6.OVER-SEEDING. Top dress lawn with quarter inch of soil with an over-seeder lawn mix. . This will help maintain a moist enviroment for the seed to germinate and encourage growth
CEDAR TREES – Suggested Planting and Care
You can plant cedars at most times of year although the best is early spring, or fall when the plant is dormant.
Cedars prefer a soil pH of 6 to 6.5, but will grow well in soils up to 7.5. Soils that are too acidic can result in nutrient deficiency symptoms(browning or yellowing of foliage) and eventual tree decline. Make sure you have good soil with proper drainage as good drainage is essential for cedars. Cedars like lots of water but do not like to sit in it.
One can amend the existing soil with organic material. Use 2/3 native soil (soil from the planting hole) and 1/3 new organic material. If the soil does not drain well (i.e. clay or hard packed) you may want to raise the planting bed/mound slightly.
Cedars do best in full sun to partial shade. If cedars are planted under and an overhanging tree or between two houses, they will gradually decline, eventually becoming bare and dead. When planting cedars you should, avoid times of very hot temperatures if possible, hot summer weather may cause the root ball to dry out during transport. It is best to plant these new hedges in cool weather to insure the roots stay moist.
Dig a hole at least twice the size of the root ball and loosen the soil for the new roots to penetrate. This is also a good time to incorporate soil amendments (see “Soil Preparation” above). The planting hole should be no deeper than the soil level of the plant. Planting too deep will smother the roots and deprive them of oxygen.

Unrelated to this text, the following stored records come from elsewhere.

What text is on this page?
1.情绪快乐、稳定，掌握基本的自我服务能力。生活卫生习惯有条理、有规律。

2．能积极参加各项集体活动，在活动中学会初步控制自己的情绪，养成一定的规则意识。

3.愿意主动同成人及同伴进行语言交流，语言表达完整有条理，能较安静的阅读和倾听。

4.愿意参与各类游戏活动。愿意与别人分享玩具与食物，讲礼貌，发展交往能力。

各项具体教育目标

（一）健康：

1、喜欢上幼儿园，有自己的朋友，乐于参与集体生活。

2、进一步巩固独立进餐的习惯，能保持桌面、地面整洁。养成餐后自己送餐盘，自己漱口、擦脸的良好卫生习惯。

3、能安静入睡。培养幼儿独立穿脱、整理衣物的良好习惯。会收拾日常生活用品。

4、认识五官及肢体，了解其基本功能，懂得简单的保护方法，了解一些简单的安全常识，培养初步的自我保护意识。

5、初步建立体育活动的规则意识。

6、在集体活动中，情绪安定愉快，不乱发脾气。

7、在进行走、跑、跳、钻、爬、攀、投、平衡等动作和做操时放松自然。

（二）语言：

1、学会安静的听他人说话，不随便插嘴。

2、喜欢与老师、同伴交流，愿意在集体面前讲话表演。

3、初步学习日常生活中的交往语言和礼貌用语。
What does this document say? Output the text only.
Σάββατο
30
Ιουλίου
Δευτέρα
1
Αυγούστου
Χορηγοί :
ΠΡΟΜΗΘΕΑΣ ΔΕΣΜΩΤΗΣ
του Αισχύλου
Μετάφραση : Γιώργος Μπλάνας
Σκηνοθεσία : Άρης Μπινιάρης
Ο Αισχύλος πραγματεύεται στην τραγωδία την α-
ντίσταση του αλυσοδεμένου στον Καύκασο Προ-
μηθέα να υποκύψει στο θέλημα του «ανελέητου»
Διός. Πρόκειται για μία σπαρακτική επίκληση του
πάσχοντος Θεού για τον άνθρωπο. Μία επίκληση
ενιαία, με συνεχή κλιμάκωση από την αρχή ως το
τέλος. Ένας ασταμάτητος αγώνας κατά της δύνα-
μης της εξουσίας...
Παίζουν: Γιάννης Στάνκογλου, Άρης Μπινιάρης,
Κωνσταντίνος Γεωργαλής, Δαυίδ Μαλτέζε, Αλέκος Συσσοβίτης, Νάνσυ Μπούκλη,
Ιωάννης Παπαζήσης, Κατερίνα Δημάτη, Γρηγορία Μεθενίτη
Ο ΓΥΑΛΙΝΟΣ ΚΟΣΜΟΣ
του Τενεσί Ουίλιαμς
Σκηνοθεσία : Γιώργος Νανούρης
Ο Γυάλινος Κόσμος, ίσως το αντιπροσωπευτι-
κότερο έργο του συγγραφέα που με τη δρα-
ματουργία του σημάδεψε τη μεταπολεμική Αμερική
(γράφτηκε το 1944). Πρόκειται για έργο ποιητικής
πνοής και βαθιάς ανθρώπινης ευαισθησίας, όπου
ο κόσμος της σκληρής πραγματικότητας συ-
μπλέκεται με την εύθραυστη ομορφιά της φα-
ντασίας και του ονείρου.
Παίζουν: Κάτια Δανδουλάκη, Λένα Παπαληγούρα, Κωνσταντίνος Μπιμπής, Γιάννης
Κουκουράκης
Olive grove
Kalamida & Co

Cedars are relatively shallow-rooted trees. They are susceptible to drought stress especially in sandy soils. The extreme of very wet conditions in the fall and winter, followed by a hot, dry summer, is very stressful for the roots. Hedges should be watered during very dry periods. Mulching will also help to maintain even soil moisture and temperature. Prolonged flooding and over-watering can also cause root death from lack of oxygen in the soil. Water can accumulate under hedges that are planted downhill from watered lawns. Watering with sprinklers that are timed to go on at short intervals every day will keep the soil continually wet and promote shallow rooting, which is not desirable. It is preferable to water deeply for about 30-40 minutes, 2 or 3 times per week. In some cases there are some physiological effects that will occur even though all care has been taken to plant the hedge correctly. If only a few branches have died out in patches along the hedge in summer, this may be natural cedar flagging. It is very common on Western Red cedar. Flagging may be more severe in hot, dry weather but is not considered harmful to the tree. The foliage may take on a bronze to reddish brown to black colour in cold winters. This is natural and the trees will green up as the growing season progresses. A few varieties have a natural bronze or blue tinge in certain seasons.